I just noticed and fixed an embarrassing bug in my feed generation stylesheet. To save on bytes for a document not really intended for humans anyway, it previously had
<xsl:strip-space elements="*" />
Unfortunately, that did a little too much: it stripped significant whitespace from HTML with back-to-back tags. Tag clusters like
<em>the</em> <a href="foo">bar</a> would be smushed together as in
The solution is awkward:
<xsl:template match="atom:*[ not( self::atom:content or self::atom:summary ) ]/text()[ normalize-space() = '' ]" />
This rule discards all whitespace-only text nodes which are direct children of elements in the Atom namespace – except for
summary elements –, so it doesn’t touch any of the whitespace in HTML content, avoiding the problem.

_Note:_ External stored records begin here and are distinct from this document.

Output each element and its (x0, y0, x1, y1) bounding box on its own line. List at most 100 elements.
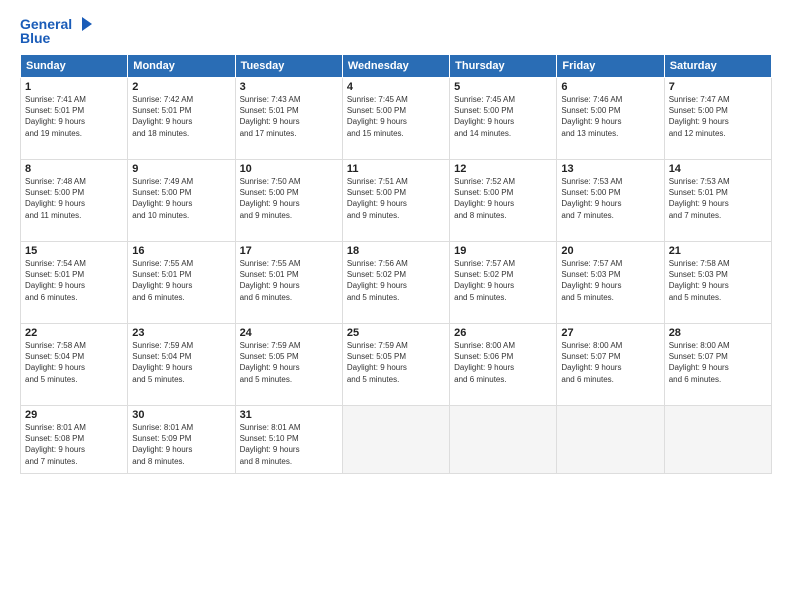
day-number: 10 (240, 163, 338, 175)
page: General Blue SundayMondayTuesdayWednesda… (0, 0, 792, 612)
calendar-cell: 29Sunrise: 8:01 AM Sunset: 5:08 PM Dayli… (21, 406, 128, 474)
calendar-cell (557, 406, 664, 474)
day-info: Sunrise: 8:00 AM Sunset: 5:06 PM Dayligh… (454, 340, 552, 385)
calendar-week-row: 15Sunrise: 7:54 AM Sunset: 5:01 PM Dayli… (21, 242, 772, 324)
day-info: Sunrise: 8:00 AM Sunset: 5:07 PM Dayligh… (669, 340, 767, 385)
day-number: 16 (132, 245, 230, 257)
logo: General Blue (20, 16, 92, 46)
day-info: Sunrise: 7:57 AM Sunset: 5:03 PM Dayligh… (561, 258, 659, 303)
day-number: 7 (669, 81, 767, 93)
day-info: Sunrise: 8:00 AM Sunset: 5:07 PM Dayligh… (561, 340, 659, 385)
calendar-cell: 2Sunrise: 7:42 AM Sunset: 5:01 PM Daylig… (128, 78, 235, 160)
day-info: Sunrise: 7:57 AM Sunset: 5:02 PM Dayligh… (454, 258, 552, 303)
day-info: Sunrise: 7:51 AM Sunset: 5:00 PM Dayligh… (347, 176, 445, 221)
day-info: Sunrise: 7:54 AM Sunset: 5:01 PM Dayligh… (25, 258, 123, 303)
day-info: Sunrise: 7:58 AM Sunset: 5:03 PM Dayligh… (669, 258, 767, 303)
calendar-cell: 10Sunrise: 7:50 AM Sunset: 5:00 PM Dayli… (235, 160, 342, 242)
day-number: 25 (347, 327, 445, 339)
day-number: 28 (669, 327, 767, 339)
day-number: 6 (561, 81, 659, 93)
calendar-week-row: 1Sunrise: 7:41 AM Sunset: 5:01 PM Daylig… (21, 78, 772, 160)
calendar-header-row: SundayMondayTuesdayWednesdayThursdayFrid… (21, 55, 772, 78)
weekday-header: Friday (557, 55, 664, 78)
day-number: 9 (132, 163, 230, 175)
weekday-header: Sunday (21, 55, 128, 78)
calendar-cell: 6Sunrise: 7:46 AM Sunset: 5:00 PM Daylig… (557, 78, 664, 160)
day-number: 1 (25, 81, 123, 93)
calendar-cell: 4Sunrise: 7:45 AM Sunset: 5:00 PM Daylig… (342, 78, 449, 160)
day-number: 17 (240, 245, 338, 257)
calendar-cell: 19Sunrise: 7:57 AM Sunset: 5:02 PM Dayli… (450, 242, 557, 324)
day-number: 15 (25, 245, 123, 257)
calendar-cell: 11Sunrise: 7:51 AM Sunset: 5:00 PM Dayli… (342, 160, 449, 242)
header: General Blue (20, 16, 772, 46)
day-info: Sunrise: 7:59 AM Sunset: 5:04 PM Dayligh… (132, 340, 230, 385)
day-number: 4 (347, 81, 445, 93)
logo-arrow-icon (74, 17, 92, 31)
calendar-cell (342, 406, 449, 474)
calendar-cell: 17Sunrise: 7:55 AM Sunset: 5:01 PM Dayli… (235, 242, 342, 324)
logo-text-block: General Blue (20, 16, 92, 46)
calendar-cell: 24Sunrise: 7:59 AM Sunset: 5:05 PM Dayli… (235, 324, 342, 406)
calendar-cell: 3Sunrise: 7:43 AM Sunset: 5:01 PM Daylig… (235, 78, 342, 160)
day-number: 18 (347, 245, 445, 257)
day-info: Sunrise: 7:58 AM Sunset: 5:04 PM Dayligh… (25, 340, 123, 385)
calendar-cell: 22Sunrise: 7:58 AM Sunset: 5:04 PM Dayli… (21, 324, 128, 406)
calendar-cell: 15Sunrise: 7:54 AM Sunset: 5:01 PM Dayli… (21, 242, 128, 324)
day-info: Sunrise: 7:48 AM Sunset: 5:00 PM Dayligh… (25, 176, 123, 221)
day-info: Sunrise: 7:53 AM Sunset: 5:01 PM Dayligh… (669, 176, 767, 221)
weekday-header: Wednesday (342, 55, 449, 78)
day-number: 19 (454, 245, 552, 257)
day-info: Sunrise: 7:46 AM Sunset: 5:00 PM Dayligh… (561, 94, 659, 139)
day-number: 24 (240, 327, 338, 339)
day-number: 23 (132, 327, 230, 339)
calendar-cell: 9Sunrise: 7:49 AM Sunset: 5:00 PM Daylig… (128, 160, 235, 242)
calendar-cell: 26Sunrise: 8:00 AM Sunset: 5:06 PM Dayli… (450, 324, 557, 406)
calendar-week-row: 29Sunrise: 8:01 AM Sunset: 5:08 PM Dayli… (21, 406, 772, 474)
calendar-cell: 8Sunrise: 7:48 AM Sunset: 5:00 PM Daylig… (21, 160, 128, 242)
day-info: Sunrise: 7:59 AM Sunset: 5:05 PM Dayligh… (347, 340, 445, 385)
logo-blue: Blue (20, 30, 50, 46)
day-info: Sunrise: 7:45 AM Sunset: 5:00 PM Dayligh… (454, 94, 552, 139)
day-number: 13 (561, 163, 659, 175)
calendar-cell: 18Sunrise: 7:56 AM Sunset: 5:02 PM Dayli… (342, 242, 449, 324)
day-info: Sunrise: 8:01 AM Sunset: 5:08 PM Dayligh… (25, 422, 123, 467)
calendar-cell: 1Sunrise: 7:41 AM Sunset: 5:01 PM Daylig… (21, 78, 128, 160)
calendar-cell: 27Sunrise: 8:00 AM Sunset: 5:07 PM Dayli… (557, 324, 664, 406)
day-number: 29 (25, 409, 123, 421)
day-info: Sunrise: 7:52 AM Sunset: 5:00 PM Dayligh… (454, 176, 552, 221)
calendar-cell (664, 406, 771, 474)
calendar-cell: 28Sunrise: 8:00 AM Sunset: 5:07 PM Dayli… (664, 324, 771, 406)
day-info: Sunrise: 7:41 AM Sunset: 5:01 PM Dayligh… (25, 94, 123, 139)
weekday-header: Thursday (450, 55, 557, 78)
day-info: Sunrise: 7:49 AM Sunset: 5:00 PM Dayligh… (132, 176, 230, 221)
day-number: 14 (669, 163, 767, 175)
calendar-cell: 16Sunrise: 7:55 AM Sunset: 5:01 PM Dayli… (128, 242, 235, 324)
day-number: 31 (240, 409, 338, 421)
day-info: Sunrise: 7:50 AM Sunset: 5:00 PM Dayligh… (240, 176, 338, 221)
day-number: 20 (561, 245, 659, 257)
day-number: 27 (561, 327, 659, 339)
calendar-cell: 31Sunrise: 8:01 AM Sunset: 5:10 PM Dayli… (235, 406, 342, 474)
day-number: 22 (25, 327, 123, 339)
calendar-cell: 5Sunrise: 7:45 AM Sunset: 5:00 PM Daylig… (450, 78, 557, 160)
calendar-cell: 30Sunrise: 8:01 AM Sunset: 5:09 PM Dayli… (128, 406, 235, 474)
day-number: 12 (454, 163, 552, 175)
day-info: Sunrise: 7:55 AM Sunset: 5:01 PM Dayligh… (132, 258, 230, 303)
day-info: Sunrise: 7:56 AM Sunset: 5:02 PM Dayligh… (347, 258, 445, 303)
calendar-cell: 14Sunrise: 7:53 AM Sunset: 5:01 PM Dayli… (664, 160, 771, 242)
day-number: 8 (25, 163, 123, 175)
day-info: Sunrise: 8:01 AM Sunset: 5:10 PM Dayligh… (240, 422, 338, 467)
day-number: 26 (454, 327, 552, 339)
day-number: 2 (132, 81, 230, 93)
day-info: Sunrise: 8:01 AM Sunset: 5:09 PM Dayligh… (132, 422, 230, 467)
day-number: 11 (347, 163, 445, 175)
calendar-cell: 21Sunrise: 7:58 AM Sunset: 5:03 PM Dayli… (664, 242, 771, 324)
calendar-week-row: 22Sunrise: 7:58 AM Sunset: 5:04 PM Dayli… (21, 324, 772, 406)
day-number: 3 (240, 81, 338, 93)
calendar-cell: 23Sunrise: 7:59 AM Sunset: 5:04 PM Dayli… (128, 324, 235, 406)
day-info: Sunrise: 7:43 AM Sunset: 5:01 PM Dayligh… (240, 94, 338, 139)
day-number: 5 (454, 81, 552, 93)
calendar-cell: 20Sunrise: 7:57 AM Sunset: 5:03 PM Dayli… (557, 242, 664, 324)
day-info: Sunrise: 7:55 AM Sunset: 5:01 PM Dayligh… (240, 258, 338, 303)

Once I finally switch the feed to Atom 1.0, the rule will get a little bit simpler, because the wrapper
div element dictated in that spec for Text Constructs of
xhtml type means I can drop the
[ not( self::atom:content or self::atom:summary ) ] predicate. But it’ll still be sort of awkward.
I wish various XSLT directives like
xsl:strip-space could use full XPath expressions.

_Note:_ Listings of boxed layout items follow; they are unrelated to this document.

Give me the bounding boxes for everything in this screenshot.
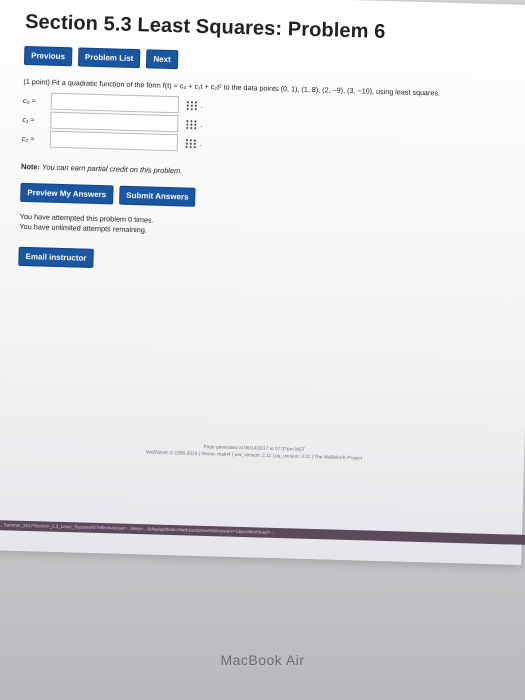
email-area: Email instructor xyxy=(18,246,498,277)
page-title: Section 5.3 Least Squares: Problem 6 xyxy=(24,10,386,43)
problem-body: (1 point) Fit a quadratic function of th… xyxy=(22,77,504,161)
equation-editor-icon[interactable] xyxy=(184,138,197,149)
partial-credit-note: Note: You can earn partial credit on thi… xyxy=(21,162,501,184)
answer-label: c₁ = xyxy=(22,114,35,124)
note-text: You can earn partial credit on this prob… xyxy=(39,162,183,176)
answer-input-c1[interactable] xyxy=(50,111,179,133)
attempts-info: You have attempted this problem 0 times.… xyxy=(19,212,499,245)
answer-suffix: . xyxy=(199,138,203,148)
answer-input-c2[interactable] xyxy=(49,130,179,152)
answer-suffix: . xyxy=(200,119,203,129)
answer-label: c₀ = xyxy=(22,95,36,105)
answer-suffix: . xyxy=(200,100,204,110)
equation-editor-icon[interactable] xyxy=(185,119,198,130)
answer-actions: Preview My Answers Submit Answers xyxy=(20,182,500,215)
answer-input-c0[interactable] xyxy=(50,92,180,114)
equation-editor-icon[interactable] xyxy=(185,100,198,111)
browser-screen: Section 5.3 Least Squares: Problem 6 Pre… xyxy=(0,0,525,565)
device-brand-label: MacBook Air xyxy=(220,652,305,668)
webwork-content: Section 5.3 Least Squares: Problem 6 Pre… xyxy=(18,11,505,277)
problem-nav: Previous Problem List Next xyxy=(23,45,504,78)
submit-answers-button[interactable]: Submit Answers xyxy=(118,185,196,207)
page-footer: Page generated at 06/14/2017 at 07:37pm … xyxy=(79,441,429,465)
answer-label: c₂ = xyxy=(21,133,35,143)
previous-button[interactable]: Previous xyxy=(23,45,73,67)
email-instructor-button[interactable]: Email instructor xyxy=(18,246,94,268)
next-button[interactable]: Next xyxy=(146,49,178,70)
problem-list-button[interactable]: Problem List xyxy=(77,47,141,69)
note-prefix: Note: xyxy=(20,161,41,172)
preview-answers-button[interactable]: Preview My Answers xyxy=(20,182,114,205)
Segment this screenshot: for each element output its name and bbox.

The funny (read: embarrassing) thing is that I spent the better part of a year thinking that a range of aggregators all had the same bug – because after all, the content looks right on my website as viewed with a browser. What was I thinking? Certainly not that since the content on the site is generated by a different script, I might have bug in the shorter one. Talk about a blind spot.
Looking at my feet, I acknowledge that I’m obviously not humble enough yet.